Bacterial endocarditis develops once bacteria enters the bloodstream and attacks the lining of the heart valves. This results to growths on the valves and produces toxins and enzymes that destroy the tissue, resulting to holes on the valve and spreads to the heart and blood vessels.
The potential complications include embolism, heart block, leaky valve and abscesses around the valve. If not treated, endocarditis is a deadly disease.
A doctor should be consulted if any of these indications of infection are present:
- Fever higher than 100 degrees F
- Skin rash
- Sweating or chills especially night sweats
- Cut or wound that does not heal
- Tenderness, pain, swelling or redness
- Warm, reddened or draining sore
- Sinus drainage, headaches, nasal congestion or soreness throughout the upper cheekbones
- Sore throat, scratchy throat or discomfort when swallowing
- Nausea, vomiting or diarrhea
- White patches in the mouth or tongue
- Tenacious dry or moist cough that persists more than 2 days
Management of bacterial endocarditis
Once an individual ends up with bacterial endocarditis, prompt treatment is required to prevent damage to the heart valves and other serious complications including death.

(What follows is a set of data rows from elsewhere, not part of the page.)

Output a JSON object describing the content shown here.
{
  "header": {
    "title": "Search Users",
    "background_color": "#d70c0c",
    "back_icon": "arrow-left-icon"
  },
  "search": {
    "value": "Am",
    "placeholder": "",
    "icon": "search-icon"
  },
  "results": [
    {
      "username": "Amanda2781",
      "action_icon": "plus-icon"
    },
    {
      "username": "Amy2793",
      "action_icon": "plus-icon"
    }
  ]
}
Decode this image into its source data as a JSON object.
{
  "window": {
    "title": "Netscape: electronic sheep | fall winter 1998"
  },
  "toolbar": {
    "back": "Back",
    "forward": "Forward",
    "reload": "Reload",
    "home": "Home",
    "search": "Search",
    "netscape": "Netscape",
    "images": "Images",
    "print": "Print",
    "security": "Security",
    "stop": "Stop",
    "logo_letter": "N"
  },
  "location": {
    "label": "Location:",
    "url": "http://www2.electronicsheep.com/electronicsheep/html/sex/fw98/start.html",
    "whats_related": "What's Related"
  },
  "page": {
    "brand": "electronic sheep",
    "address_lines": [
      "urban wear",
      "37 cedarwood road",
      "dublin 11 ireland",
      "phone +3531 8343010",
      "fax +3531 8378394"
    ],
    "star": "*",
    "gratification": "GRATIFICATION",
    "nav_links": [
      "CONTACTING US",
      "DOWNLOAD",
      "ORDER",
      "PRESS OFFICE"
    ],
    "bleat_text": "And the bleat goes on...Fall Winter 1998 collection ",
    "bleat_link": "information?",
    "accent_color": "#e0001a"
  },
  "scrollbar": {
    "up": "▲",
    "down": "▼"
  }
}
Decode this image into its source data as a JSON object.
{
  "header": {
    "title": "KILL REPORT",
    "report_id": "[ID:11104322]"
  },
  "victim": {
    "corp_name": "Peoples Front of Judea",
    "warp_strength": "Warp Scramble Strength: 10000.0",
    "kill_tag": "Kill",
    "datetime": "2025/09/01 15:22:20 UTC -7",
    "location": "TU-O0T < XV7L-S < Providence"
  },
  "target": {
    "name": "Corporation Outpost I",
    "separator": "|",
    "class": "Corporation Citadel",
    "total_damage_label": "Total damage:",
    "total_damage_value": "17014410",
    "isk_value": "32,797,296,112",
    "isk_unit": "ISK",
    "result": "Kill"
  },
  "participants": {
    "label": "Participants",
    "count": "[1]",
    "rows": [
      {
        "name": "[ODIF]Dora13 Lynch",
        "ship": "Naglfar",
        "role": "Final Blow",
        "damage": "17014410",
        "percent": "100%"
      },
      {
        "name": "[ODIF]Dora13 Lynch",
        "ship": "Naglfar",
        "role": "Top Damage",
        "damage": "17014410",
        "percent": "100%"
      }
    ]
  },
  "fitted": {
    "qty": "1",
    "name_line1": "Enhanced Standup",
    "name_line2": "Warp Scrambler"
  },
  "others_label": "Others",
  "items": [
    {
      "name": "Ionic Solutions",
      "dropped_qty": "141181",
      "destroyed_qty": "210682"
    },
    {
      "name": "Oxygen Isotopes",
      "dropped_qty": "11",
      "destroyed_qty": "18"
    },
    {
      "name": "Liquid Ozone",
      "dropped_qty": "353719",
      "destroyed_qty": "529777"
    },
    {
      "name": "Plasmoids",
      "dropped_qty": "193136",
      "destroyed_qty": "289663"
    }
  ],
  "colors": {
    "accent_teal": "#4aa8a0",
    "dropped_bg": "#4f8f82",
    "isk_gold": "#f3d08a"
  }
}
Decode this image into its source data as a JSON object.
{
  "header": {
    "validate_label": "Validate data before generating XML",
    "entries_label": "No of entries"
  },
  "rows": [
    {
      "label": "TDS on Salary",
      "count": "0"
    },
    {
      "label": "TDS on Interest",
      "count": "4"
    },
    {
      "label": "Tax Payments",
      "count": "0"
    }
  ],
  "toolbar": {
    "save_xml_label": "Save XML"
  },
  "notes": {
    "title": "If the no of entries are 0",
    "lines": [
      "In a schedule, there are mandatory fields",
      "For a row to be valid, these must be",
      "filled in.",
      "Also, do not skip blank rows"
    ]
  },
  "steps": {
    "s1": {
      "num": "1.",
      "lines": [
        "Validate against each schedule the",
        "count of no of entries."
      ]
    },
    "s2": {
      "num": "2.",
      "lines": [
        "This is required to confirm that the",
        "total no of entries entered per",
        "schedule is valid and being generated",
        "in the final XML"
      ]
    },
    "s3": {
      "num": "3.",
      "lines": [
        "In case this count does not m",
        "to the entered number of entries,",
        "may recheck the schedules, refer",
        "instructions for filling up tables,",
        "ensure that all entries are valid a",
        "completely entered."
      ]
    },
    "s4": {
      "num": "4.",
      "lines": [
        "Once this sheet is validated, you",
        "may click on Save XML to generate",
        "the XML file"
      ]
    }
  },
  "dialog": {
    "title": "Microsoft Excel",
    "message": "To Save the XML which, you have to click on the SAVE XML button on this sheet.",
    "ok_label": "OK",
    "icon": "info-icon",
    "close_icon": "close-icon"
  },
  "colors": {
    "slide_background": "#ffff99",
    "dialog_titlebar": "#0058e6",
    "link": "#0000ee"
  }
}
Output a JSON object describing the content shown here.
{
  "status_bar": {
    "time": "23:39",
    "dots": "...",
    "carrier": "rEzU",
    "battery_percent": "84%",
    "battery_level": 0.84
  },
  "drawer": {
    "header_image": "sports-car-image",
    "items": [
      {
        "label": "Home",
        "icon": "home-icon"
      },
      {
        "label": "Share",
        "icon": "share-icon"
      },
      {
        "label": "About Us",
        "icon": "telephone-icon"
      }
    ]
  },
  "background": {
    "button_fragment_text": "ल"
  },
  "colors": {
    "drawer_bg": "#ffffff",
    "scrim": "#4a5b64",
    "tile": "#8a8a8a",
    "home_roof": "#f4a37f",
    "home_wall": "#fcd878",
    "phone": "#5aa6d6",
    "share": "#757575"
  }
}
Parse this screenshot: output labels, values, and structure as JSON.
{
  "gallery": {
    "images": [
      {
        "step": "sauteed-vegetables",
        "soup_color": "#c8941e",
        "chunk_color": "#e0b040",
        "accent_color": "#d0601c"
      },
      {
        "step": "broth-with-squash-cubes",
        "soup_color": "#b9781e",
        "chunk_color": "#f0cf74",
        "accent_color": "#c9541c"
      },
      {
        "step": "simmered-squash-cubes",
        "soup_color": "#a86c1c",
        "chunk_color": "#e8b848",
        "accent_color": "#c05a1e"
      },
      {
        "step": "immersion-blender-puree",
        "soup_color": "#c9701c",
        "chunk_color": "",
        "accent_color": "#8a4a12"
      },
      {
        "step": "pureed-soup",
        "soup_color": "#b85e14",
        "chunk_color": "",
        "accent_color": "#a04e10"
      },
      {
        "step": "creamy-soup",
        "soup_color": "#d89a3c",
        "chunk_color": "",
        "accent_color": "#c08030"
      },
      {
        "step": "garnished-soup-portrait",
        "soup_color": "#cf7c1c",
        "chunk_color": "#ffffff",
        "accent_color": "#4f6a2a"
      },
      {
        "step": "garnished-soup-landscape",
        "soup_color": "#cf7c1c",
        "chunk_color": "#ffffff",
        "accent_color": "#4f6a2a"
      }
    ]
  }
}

As soon as the blood cultures have been taken, intravenous antibiotic therapy is started. The antibiotics are adjusted to the sensitivity of the organism in the blood culture as soon as possible.
The intravenous antibiotics are generally given for up to 6 weeks to deal with the infection. The symptoms are monitored during therapy and the blood culture is repeated to check the effectiveness of the treatment.
In case there is damage to the heart valves and heart itself, surgery might be needed to repair the valve and improve heart function. Once treatment is finished, the individual should be checked for any sources of bacteremia and these must be properly treated.